19 It is theoretically possible that the directors could be exposed to actions by the liquidator of the company upon its reinstatement. However, the costs of the liquidation itself will not be borne by them. There is no reason to think that they would be exposed by being made a party to any suit. There is no further explanation as to how their ability to obtain credit might be affected by the reinstatement of the company.
20 In my view, the interests of the plaintiff in being able to put itself in a position where it can more readily make a claim on the insurance proceeds outweighs the potential detriment to the directors identified by Mr Millar. I think it is just that the company's registration be reinstated.
21 On reinstatement, unless some other order is made, the company will remain subject to the members' voluntary winding-up. There is some doubt as to whether the liquidator would automatically be reinstated to his position as liquidator. He has been notified of the application, but, I am told, has not responded to that notice.
22 The plaintiff seeks an order that immediately upon reinstatement the company be wound up. In other words, it seeks to substitute a court-ordered winding-up for the voluntary winding-up. Although the ground is not expressed in the originating process, that application is made under s 461(1)(k) of the Corporations Act. In other words, the plaintiff relies upon the just and equitable ground. However, I see no reason why it is just and equitable that the company be wound up by the Court rather than continuing as a members' voluntary winding-up.

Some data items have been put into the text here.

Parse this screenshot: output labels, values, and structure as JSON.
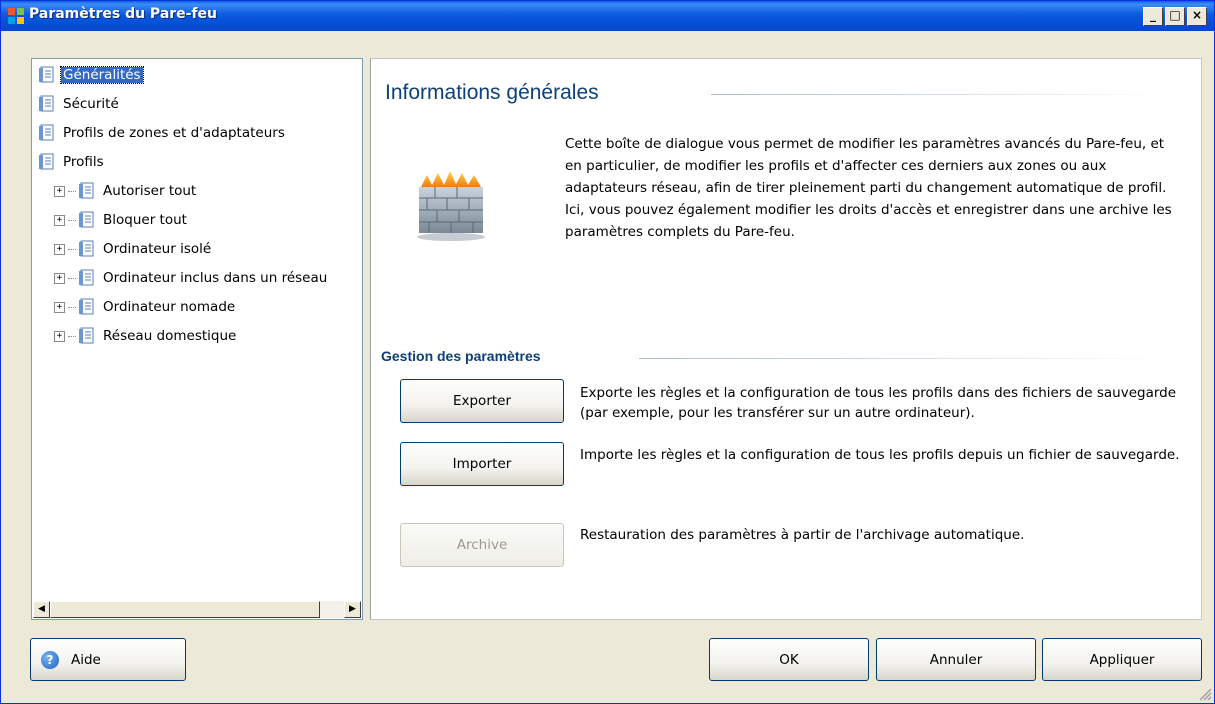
{
  "window": {
    "title": "Paramètres du Pare-feu",
    "controls": {
      "minimize": "_",
      "maximize": "□",
      "close": "×"
    }
  },
  "tree": {
    "items": [
      {
        "label": "Généralités",
        "selected": true,
        "expandable": false,
        "icon": "document-list-icon"
      },
      {
        "label": "Sécurité",
        "selected": false,
        "expandable": false,
        "icon": "document-list-icon"
      },
      {
        "label": "Profils de zones et d'adaptateurs",
        "selected": false,
        "expandable": false,
        "icon": "document-list-icon"
      },
      {
        "label": "Profils",
        "selected": false,
        "expandable": false,
        "icon": "document-list-icon"
      },
      {
        "label": "Autoriser tout",
        "selected": false,
        "expandable": true,
        "icon": "document-list-icon"
      },
      {
        "label": "Bloquer tout",
        "selected": false,
        "expandable": true,
        "icon": "document-list-icon"
      },
      {
        "label": "Ordinateur isolé",
        "selected": false,
        "expandable": true,
        "icon": "document-list-icon"
      },
      {
        "label": "Ordinateur inclus dans un réseau",
        "selected": false,
        "expandable": true,
        "icon": "document-list-icon"
      },
      {
        "label": "Ordinateur nomade",
        "selected": false,
        "expandable": true,
        "icon": "document-list-icon"
      },
      {
        "label": "Réseau domestique",
        "selected": false,
        "expandable": true,
        "icon": "document-list-icon"
      }
    ],
    "expander_symbol": "+"
  },
  "main": {
    "heading": "Informations générales",
    "description": "Cette boîte de dialogue vous permet de modifier les paramètres avancés du Pare-feu, et en particulier, de modifier les profils et d'affecter ces derniers aux zones ou aux adaptateurs réseau, afin de tirer pleinement parti du changement automatique de profil. Ici, vous pouvez également modifier les droits d'accès et enregistrer dans une archive les paramètres complets du Pare-feu.",
    "icon": "firewall-icon",
    "section_heading": "Gestion des paramètres",
    "actions": [
      {
        "label": "Exporter",
        "enabled": true,
        "description": "Exporte les règles et la configuration de tous les profils dans des fichiers de sauvegarde (par exemple, pour les transférer sur un autre ordinateur)."
      },
      {
        "label": "Importer",
        "enabled": true,
        "description": "Importe les règles et la configuration de tous les profils depuis un fichier de sauvegarde."
      },
      {
        "label": "Archive",
        "enabled": false,
        "description": "Restauration des paramètres à partir de l'archivage automatique."
      }
    ]
  },
  "footer": {
    "help_label": "Aide",
    "ok_label": "OK",
    "cancel_label": "Annuler",
    "apply_label": "Appliquer"
  },
  "colors": {
    "titlebar": "#0a5ae0",
    "heading": "#0d3f7a",
    "selection": "#316ac5",
    "window_bg": "#ece9d8"
  }
}
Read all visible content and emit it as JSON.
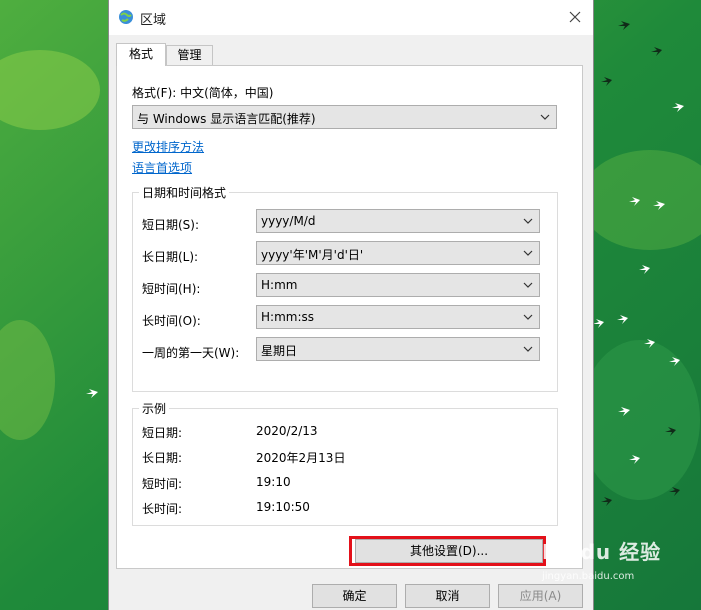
{
  "dialog": {
    "title": "区域"
  },
  "tabs": [
    {
      "label": "格式"
    },
    {
      "label": "管理"
    }
  ],
  "format": {
    "label": "格式(F): 中文(简体，中国)",
    "selected": "与 Windows 显示语言匹配(推荐)",
    "link_sort": "更改排序方法",
    "link_lang": "语言首选项"
  },
  "datetime": {
    "title": "日期和时间格式",
    "rows": [
      {
        "label": "短日期(S):",
        "value": "yyyy/M/d"
      },
      {
        "label": "长日期(L):",
        "value": "yyyy'年'M'月'd'日'"
      },
      {
        "label": "短时间(H):",
        "value": "H:mm"
      },
      {
        "label": "长时间(O):",
        "value": "H:mm:ss"
      },
      {
        "label": "一周的第一天(W):",
        "value": "星期日"
      }
    ]
  },
  "examples": {
    "title": "示例",
    "rows": [
      {
        "label": "短日期:",
        "value": "2020/2/13"
      },
      {
        "label": "长日期:",
        "value": "2020年2月13日"
      },
      {
        "label": "短时间:",
        "value": "19:10"
      },
      {
        "label": "长时间:",
        "value": "19:10:50"
      }
    ]
  },
  "buttons": {
    "other": "其他设置(D)...",
    "ok": "确定",
    "cancel": "取消",
    "apply": "应用(A)"
  },
  "watermark": {
    "brand": "Baidu 经验",
    "url": "jingyan.baidu.com"
  },
  "colors": {
    "highlight": "#e3111a",
    "link": "#0066cc",
    "desktop": "#1f8a3a"
  }
}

23 The difficulty is with the position of the liquidator. A Mr Kelly of Ferrier Hodgson, who is an official liquidator, has consented to be appointed as liquidator of the company. Section 503 of the Corporations Act empowers the Court to remove a liquidator of a company being wound up voluntarily, and appoint another liquidator, on cause shown. The question is whether it is in the best interests of those interested in the liquidation that the liquidator be removed and a new liquidator be appointed. I do not think it necessary to find that the liquidator's conduct is impugned in any way. It is not suggested that the existing liquidator has acted otherwise than properly. Nonetheless, where he has shown no interest in resuming office as liquidator, and has not responded to the notice which he has been given, I think sufficient cause is shown to appoint Mr Kelly as liquidator in his place.
24 For these reasons, I order first that the Australian Securities and Investments Commission be added as a defendant to the proceedings. Secondly, I order that the Australian Securities and Investments Commission reinstate the registration of Real Collections No 2 Pty Limited, ACN 096 061 488. I order that Richard Henry Hudson of 9/100 Christie Street, St Leonards, New South Wales be removed as liquidator of Real Collections No 2 Pty Limited and that Morgan Kelly of Level 13, Grosvenor Place, 225 George Street, Sydney, official liquidator, be appointed in his place.
25 I order that each party pay his and its own costs. These orders may be entered forthwith.
26 The exhibits may be returned after 28 days.